‘NDRANGHETA, MAXI RETATA FRA TRENTO E REGGIO CALABRIA: IN MANETTE ANCHE EX ASSESSORE COMUNALE DI AN
19 ARRESTI PER GLI UOMINI DEL CLAN SERRAINO
Da Cardeto, piccolo centro pre-aspromontano della periferia di Reggio Calabria, gli uomini del clan Serraino avevano messo le mani su Trento e stavano estendendo il proprio potere a tutta la regione.
Per questo motivo questa mattina all’alba 19 persone, tutte a vario ritenute affiliate o vicine alla costola del clan che da tempo si era radicata a Lona Lases in Trentino, sono state arrestate a Trento dai carabinieri del Ros, mentre a Reggio Calabria, per ordine della procura antimafia diretta da Giovanni Bombardieri, 5 persone sono state fermate con l’accusa di associazione mafiosa.
Fra loro, c’è anche l’ex assessore e consigliere comunale Sebastiano Vecchio. Di professione poliziotto, attualmente sospeso dal servizio per motivi disciplinari, per lungo tempo ha preferito la politica alla divisa.
Consigliere comunale, quindi assessore dell’ex sindaco di An, Giuseppe Scopelliti, secondo le accuse Vecchio nelle istituzioni rispondeva ad un unico padrone, i Serraino.
Lo hanno svelato le indagini, confermando le dichiarazioni di otto diversi collaboratori di giustizia, che non hanno avuto dubbio alcuno nell’identificarlo come referente politico del clan. “L’abbiamo fatto salire noi, lui è salito grazie a noi” spiega il pentito Vittorio Fregona, che tanto impegno dei Serraino lo riconduce ad un unico obiettivo: “C’era il discorso di mangiare”.
Cioè approfittare della politica e degli appalti, finanziamenti, lavori e assunzioni che un uomo di fiducia infiltrato nelle istituzioni avrebbe potuto procurare.
Ma non era l’unico servizio che, secondo gli inquirenti, il poliziotto prestato alla politica offriva al clan.
Più volte avrebbe aiutato boss e gregari latitanti dei Serraino a sottrarsi a indagini o catture e si sarebbe perfino prestato a fare da prestanome delle attività commerciali dei clan.
In più, all’epoca Vecchio vestiva la divisa, era in servizio a Reggio Calabria, aveva accesso a fascicoli e informative, sapeva di indagini e accertamenti in corso. E secondo gli inquirenti metteva sull’avviso il clan, a cui era legato da rapporti strettissimi che non ha mai esitato a mostrare.
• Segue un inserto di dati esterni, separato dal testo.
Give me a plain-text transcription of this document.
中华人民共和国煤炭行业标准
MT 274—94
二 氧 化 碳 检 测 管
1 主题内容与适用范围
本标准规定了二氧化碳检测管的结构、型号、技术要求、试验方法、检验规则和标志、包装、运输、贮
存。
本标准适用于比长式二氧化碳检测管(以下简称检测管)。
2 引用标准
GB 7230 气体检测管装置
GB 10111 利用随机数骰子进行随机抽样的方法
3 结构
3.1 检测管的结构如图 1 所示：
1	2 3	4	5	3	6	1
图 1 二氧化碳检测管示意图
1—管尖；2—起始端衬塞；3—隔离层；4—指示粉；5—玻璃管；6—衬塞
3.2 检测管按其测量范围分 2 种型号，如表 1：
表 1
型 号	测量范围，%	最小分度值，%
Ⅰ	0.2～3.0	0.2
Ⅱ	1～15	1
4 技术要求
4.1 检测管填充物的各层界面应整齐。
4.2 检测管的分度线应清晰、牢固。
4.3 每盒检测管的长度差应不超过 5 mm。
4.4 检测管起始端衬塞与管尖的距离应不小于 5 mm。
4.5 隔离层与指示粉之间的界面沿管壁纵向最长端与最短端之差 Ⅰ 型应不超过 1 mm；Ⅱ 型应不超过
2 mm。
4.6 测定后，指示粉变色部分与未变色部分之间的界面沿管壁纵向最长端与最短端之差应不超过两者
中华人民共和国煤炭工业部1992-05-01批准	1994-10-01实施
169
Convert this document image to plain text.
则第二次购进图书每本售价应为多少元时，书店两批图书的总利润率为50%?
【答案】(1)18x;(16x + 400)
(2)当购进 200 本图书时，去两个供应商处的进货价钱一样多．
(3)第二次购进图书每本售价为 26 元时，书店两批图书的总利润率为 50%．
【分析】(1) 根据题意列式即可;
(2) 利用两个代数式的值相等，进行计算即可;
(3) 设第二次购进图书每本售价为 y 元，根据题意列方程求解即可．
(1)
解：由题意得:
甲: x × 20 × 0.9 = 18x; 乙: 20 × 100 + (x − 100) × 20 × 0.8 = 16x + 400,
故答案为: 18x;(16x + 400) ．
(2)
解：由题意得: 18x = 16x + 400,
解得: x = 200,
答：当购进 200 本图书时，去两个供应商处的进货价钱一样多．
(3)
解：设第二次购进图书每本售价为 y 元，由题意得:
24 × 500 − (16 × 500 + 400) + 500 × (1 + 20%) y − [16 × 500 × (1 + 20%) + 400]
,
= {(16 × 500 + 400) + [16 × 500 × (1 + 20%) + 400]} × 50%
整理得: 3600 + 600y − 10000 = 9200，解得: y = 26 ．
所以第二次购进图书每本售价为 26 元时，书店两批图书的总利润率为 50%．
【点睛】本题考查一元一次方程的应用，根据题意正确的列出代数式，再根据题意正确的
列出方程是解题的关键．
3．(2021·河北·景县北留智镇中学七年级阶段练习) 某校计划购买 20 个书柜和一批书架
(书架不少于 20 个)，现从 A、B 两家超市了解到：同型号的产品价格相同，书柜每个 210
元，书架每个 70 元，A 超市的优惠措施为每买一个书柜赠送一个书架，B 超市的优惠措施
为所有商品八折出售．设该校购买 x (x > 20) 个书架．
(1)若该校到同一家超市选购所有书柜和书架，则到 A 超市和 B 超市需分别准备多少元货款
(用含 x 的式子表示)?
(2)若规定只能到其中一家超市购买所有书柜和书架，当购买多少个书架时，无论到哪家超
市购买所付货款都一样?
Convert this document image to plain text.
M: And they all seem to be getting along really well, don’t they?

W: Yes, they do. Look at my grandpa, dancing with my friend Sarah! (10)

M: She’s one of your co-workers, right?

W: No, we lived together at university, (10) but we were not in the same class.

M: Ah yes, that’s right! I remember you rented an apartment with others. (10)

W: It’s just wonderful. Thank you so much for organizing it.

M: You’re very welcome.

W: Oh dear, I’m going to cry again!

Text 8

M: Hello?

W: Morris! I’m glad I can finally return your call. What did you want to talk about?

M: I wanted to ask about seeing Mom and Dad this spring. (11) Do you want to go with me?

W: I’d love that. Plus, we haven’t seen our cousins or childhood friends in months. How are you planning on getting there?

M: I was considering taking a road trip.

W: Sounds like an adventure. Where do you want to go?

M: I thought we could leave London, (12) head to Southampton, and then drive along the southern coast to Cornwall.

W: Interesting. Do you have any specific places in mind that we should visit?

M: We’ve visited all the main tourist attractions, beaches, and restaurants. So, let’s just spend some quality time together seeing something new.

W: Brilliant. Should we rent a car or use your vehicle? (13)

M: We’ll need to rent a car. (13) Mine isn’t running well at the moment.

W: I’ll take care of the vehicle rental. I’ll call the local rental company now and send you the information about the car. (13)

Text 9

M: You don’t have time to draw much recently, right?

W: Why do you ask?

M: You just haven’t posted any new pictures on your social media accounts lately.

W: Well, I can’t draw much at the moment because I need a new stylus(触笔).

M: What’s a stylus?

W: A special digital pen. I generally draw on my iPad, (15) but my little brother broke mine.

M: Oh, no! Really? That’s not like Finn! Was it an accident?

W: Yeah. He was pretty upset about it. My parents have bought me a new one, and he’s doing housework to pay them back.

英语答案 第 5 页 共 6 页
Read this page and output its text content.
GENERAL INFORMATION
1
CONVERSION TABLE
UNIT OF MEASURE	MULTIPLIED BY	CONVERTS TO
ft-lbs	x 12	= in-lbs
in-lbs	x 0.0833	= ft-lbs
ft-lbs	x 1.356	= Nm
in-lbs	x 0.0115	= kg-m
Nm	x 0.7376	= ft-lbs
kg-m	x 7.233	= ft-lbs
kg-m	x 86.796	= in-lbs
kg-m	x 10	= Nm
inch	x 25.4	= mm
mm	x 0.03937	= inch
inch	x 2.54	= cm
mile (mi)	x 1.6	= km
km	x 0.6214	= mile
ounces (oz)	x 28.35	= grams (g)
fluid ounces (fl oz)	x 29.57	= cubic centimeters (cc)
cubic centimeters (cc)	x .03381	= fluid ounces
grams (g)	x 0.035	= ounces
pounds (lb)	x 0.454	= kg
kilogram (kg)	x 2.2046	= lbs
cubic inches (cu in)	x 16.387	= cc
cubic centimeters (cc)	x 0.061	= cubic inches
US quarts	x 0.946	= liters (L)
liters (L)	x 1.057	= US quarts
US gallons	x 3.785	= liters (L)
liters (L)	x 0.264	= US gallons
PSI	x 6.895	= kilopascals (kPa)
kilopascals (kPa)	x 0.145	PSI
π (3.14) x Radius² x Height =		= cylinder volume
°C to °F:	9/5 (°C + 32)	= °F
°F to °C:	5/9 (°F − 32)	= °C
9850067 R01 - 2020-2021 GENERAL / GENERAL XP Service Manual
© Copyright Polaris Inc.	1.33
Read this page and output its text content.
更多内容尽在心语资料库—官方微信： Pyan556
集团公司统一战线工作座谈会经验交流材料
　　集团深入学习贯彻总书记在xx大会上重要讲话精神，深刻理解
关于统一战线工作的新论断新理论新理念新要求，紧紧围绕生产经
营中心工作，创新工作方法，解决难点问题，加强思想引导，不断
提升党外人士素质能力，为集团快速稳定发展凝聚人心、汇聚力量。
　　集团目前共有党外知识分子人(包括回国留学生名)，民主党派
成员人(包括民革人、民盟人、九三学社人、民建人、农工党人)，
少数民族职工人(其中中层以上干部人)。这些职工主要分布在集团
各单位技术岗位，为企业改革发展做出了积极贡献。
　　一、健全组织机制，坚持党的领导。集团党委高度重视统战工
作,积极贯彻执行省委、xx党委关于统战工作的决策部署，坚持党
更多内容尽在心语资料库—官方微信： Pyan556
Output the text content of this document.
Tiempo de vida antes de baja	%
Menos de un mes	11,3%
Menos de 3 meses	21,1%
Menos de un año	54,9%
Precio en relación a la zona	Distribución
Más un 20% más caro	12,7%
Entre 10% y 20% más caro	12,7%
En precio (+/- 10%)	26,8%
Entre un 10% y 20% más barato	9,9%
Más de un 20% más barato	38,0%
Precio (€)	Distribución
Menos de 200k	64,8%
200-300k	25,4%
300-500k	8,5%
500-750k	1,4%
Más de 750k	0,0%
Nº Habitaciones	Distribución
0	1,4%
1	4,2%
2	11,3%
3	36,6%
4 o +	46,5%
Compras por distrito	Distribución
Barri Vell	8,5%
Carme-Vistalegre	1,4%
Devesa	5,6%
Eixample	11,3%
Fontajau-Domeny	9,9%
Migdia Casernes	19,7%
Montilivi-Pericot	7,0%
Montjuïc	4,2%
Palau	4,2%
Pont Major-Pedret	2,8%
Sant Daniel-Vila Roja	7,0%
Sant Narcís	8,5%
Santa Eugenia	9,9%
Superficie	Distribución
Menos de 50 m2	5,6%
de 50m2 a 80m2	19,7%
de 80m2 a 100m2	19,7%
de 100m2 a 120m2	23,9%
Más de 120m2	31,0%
A dispetto del ruolo istituzionale e professionale, l’allora assessore comunale Vecchio si è presentato al funerale di don Mico Serraino, boss dell’omonima famiglia e fratello del “re della montagna” Francesco, per lungo tempo detenuto al 41bis.
“Non sfugga quale simbolica rilevanza possa assumere un simile gesto — sottolineano i magistrati Sara Amerio, Stefano Musolino e Walter Ignazzitto nel fermo – esso vale, coram populo, quale espressione di un legame indissolubile, tanto forte da prevalere persino sul rischio di un probabile coinvolgimento nel monitoraggio”.
Motivo di vanto per il clan, la sua presenza a quel funerale, vietato in forma pubblica e solenne dal questore, per gli inquirenti ha rappresentato anche “una sfida, ancora più sferzante e plateale, da parte di chi, pur di omaggiare il boss deceduto, si mostrava indifferente al provvedimento della massima autorità locale di pubblica sicurezza”.
Ma anche a Trento, gli uomini del clan Serraino erano stati in grado di attrarre nella propria tela politici e rappresentanti istituzionali. Fra gli indagati, ma non destinatari di misure cautelari, ci sono anche l’ex parlamentare autonomista Mauro Ottobre, che nel 2018 si era candidato a presidente della Provincia (mancando però l’elezione) con il movimento Autonomia dinamica, l’ex sindaco di Frassilongo Bruno Groff, e Roberto Dalmonego eletto sindaco di Lona Lases nel 2018. Ai domiciliari invece è finito l’appuntato dei carabinieri Fabrizio De Santis, accusato di essersi messo stabilmente a disposizione della costola trentina del clan, che da Nord stava estendendo i propri interessi anche nella Capitale, dove lui era in servizio.
A capi e sodali, spesso avrebbe fornito informazioni su operazioni delle forze dell’ordine in corso, situazioni giudiziarie di amici e non, “servendosi abusivamente delle banche dati delle forze di polizia”. In cambio, sempre secondo gli investigatori, De Santis sarebbe stato ricompensato anche con un lavoro in nero alle dipendenze di una delle imprese controllate dai Serraino.